HAIA, 10 de abril de 2025 (WAM) — Durante uma audiência perante a Corte Internacional de Justiça (CIJ), os Emirados Árabes Unidos rejeitaram com veemência as alegações infundadas feitas pelas Forças Armadas do Sudão (SAF). Sem apresentar provas credíveis, a SAF expôs um caso frágil e sem legitimidade jurídica, que não atende a nenhum critério probatório. A delegação dos Emirados refutou as acusações, demonstrando que não têm fundamento factual.
Durante a audiência, a delegação do país declarou: “Não deveríamos estar aqui hoje. É evidente que não há base para a jurisdição da Corte neste caso. A reserva dos Emirados ao Artigo IX da Convenção para a Prevenção e Repressão do Crime de Genocídio é um exercício legítimo da soberania estatal. Participamos hoje por respeito à Corte e aos princípios do direito e da justiça internacional, ainda que mantenhamos firmemente nossa posição consistente sobre a questão da jurisdição.”
Os Emirados também reafirmaram: “Desde o início deste conflito, os Emirados trabalharam incansavelmente para aliviar o sofrimento do povo sudanês. Atuamos em parceria com organizações como as Nações Unidas para entregar mais de US$ 600 milhões em ajuda humanitária.
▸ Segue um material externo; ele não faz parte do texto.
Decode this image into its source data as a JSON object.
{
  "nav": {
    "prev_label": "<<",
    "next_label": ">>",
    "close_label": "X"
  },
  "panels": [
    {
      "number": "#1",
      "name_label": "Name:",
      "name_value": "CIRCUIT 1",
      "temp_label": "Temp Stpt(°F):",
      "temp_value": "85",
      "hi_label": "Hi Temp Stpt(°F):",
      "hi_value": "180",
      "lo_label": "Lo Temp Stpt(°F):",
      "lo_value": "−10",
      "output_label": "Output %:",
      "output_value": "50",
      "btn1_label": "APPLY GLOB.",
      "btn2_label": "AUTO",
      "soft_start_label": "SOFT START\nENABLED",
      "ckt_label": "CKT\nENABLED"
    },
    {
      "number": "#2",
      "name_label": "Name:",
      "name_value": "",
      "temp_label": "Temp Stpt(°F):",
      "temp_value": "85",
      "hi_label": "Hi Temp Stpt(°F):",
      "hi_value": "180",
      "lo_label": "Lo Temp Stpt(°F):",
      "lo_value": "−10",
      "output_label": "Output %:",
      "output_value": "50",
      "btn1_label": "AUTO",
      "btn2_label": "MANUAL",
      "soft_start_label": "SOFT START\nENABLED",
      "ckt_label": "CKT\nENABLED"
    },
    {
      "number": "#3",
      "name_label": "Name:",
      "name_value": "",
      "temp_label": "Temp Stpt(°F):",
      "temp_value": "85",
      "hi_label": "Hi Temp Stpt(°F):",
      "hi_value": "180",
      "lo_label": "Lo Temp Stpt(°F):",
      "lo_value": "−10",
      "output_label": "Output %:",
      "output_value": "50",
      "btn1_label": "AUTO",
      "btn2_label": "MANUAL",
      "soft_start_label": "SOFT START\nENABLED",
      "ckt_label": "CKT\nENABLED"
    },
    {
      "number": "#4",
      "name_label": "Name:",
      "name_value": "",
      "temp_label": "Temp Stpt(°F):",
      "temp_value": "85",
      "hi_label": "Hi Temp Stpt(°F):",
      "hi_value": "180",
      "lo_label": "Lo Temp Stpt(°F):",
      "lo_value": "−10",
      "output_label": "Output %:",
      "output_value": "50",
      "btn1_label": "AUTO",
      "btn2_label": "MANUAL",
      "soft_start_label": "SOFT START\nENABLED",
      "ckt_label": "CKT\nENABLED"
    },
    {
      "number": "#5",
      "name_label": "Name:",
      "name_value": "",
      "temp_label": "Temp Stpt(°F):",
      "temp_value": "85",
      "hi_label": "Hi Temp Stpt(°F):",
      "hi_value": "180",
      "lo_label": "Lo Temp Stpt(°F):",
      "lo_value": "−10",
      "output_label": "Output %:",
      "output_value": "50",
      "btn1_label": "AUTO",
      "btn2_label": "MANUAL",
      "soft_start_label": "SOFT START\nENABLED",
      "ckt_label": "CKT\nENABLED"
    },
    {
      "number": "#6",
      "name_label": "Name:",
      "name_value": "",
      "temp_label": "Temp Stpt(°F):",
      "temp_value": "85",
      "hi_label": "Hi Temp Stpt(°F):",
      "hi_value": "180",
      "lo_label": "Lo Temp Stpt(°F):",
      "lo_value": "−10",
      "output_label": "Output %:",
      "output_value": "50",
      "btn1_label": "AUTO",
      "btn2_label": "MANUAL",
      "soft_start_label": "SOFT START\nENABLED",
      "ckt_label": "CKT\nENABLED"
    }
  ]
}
Estabelecemos hospitais de campanha nos países vizinhos, Chade e Sudão do Sul, para atender os que fogem dos combates, com médicos e enfermeiros que prestam assistência a todos os necessitados, independentemente de etnia, religião, gênero ou filiação política.”
A delegação ressaltou ainda: “Os Emirados sempre mantiveram uma posição clara e coerente em relação ao Sudão. Não há solução militar para este conflito. Defendemos um cessar-fogo; pausas humanitárias para viabilizar a entrega de ajuda; e responsabilização por violações do direito internacional cometidas pelas duas facções em guerra — as Forças de Apoio Rápido e as Forças Armadas Sudanesas. Também apoiamos e participamos de esforços de mediação regionais e internacionais em prol da paz, como os realizados em Jidá, Manama e na Suíça, sob liderança dos EUA.”
“Em nítido contraste, o requerente [a SAF] tem buscado obsessivamente uma vitória militar às custas de uma solução pacífica. Rejeitou os apelos para retomar as negociações em Jidá, abandonou os diálogos em Manama e se recusou a comparecer à mediação conduzida pelos Estados Unidos na Suíça. Corre para este tribunal em Haia, mas há dois anos abandona a mesa de negociações,” afirmou a delegação dos Emirados.
Após o encerramento da audiência, Reem Ketait, vice-ministra assistente de Assuntos Políticos do Ministério das Relações Exteriores e co-agente dos Emirados na Corte, declarou: “Hoje enfrentamos a petição enganosa apresentada pela SAF, totalmente desprovida de provas e sem base legal, distorcendo completamente a Convenção do Genocídio e os critérios de responsabilidade estatal. Não se trata de uma ação legal legítima, mas de uma manobra midiática cínica para desviar a atenção do histórico da SAF em relação a atrocidades cometidas. Reiteramos: este é um conflito entre as Forças Armadas Sudanesas e as Forças de Apoio Rápido. Os Emirados não apoiam nenhum dos lados. Nosso apoio é à paz, à ajuda humanitária e ao retorno a um governo civil.”
Ameirah Obaid AlHefeiti, embaixadora dos Emirados Árabes Unidos no Reino dos Países Baixos e agente do país na CIJ, acrescentou: “A petição da SAF à Corte representa uma tentativa de desviar a atenção de sua própria responsabilidade legal e moral pelos crimes cometidos e pela crise humanitária catastrófica no Sudão. Atrocidades atribuídas com credibilidade às Forças Armadas Sudanesas incluem execuções extrajudiciais, assassinatos seletivos de civis, ataques indiscriminados a áreas povoadas — inclusive com armas químicas — e obstrução da ajuda humanitária. É evidente que a SAF tenta instrumentalizar a Corte para seus próprios interesses políticos, em vez de se comprometer com os esforços internacionais pela paz no Sudão. O povo sudanês merece paz, dignidade e um governo civil que priorize seus interesses e necessidades.”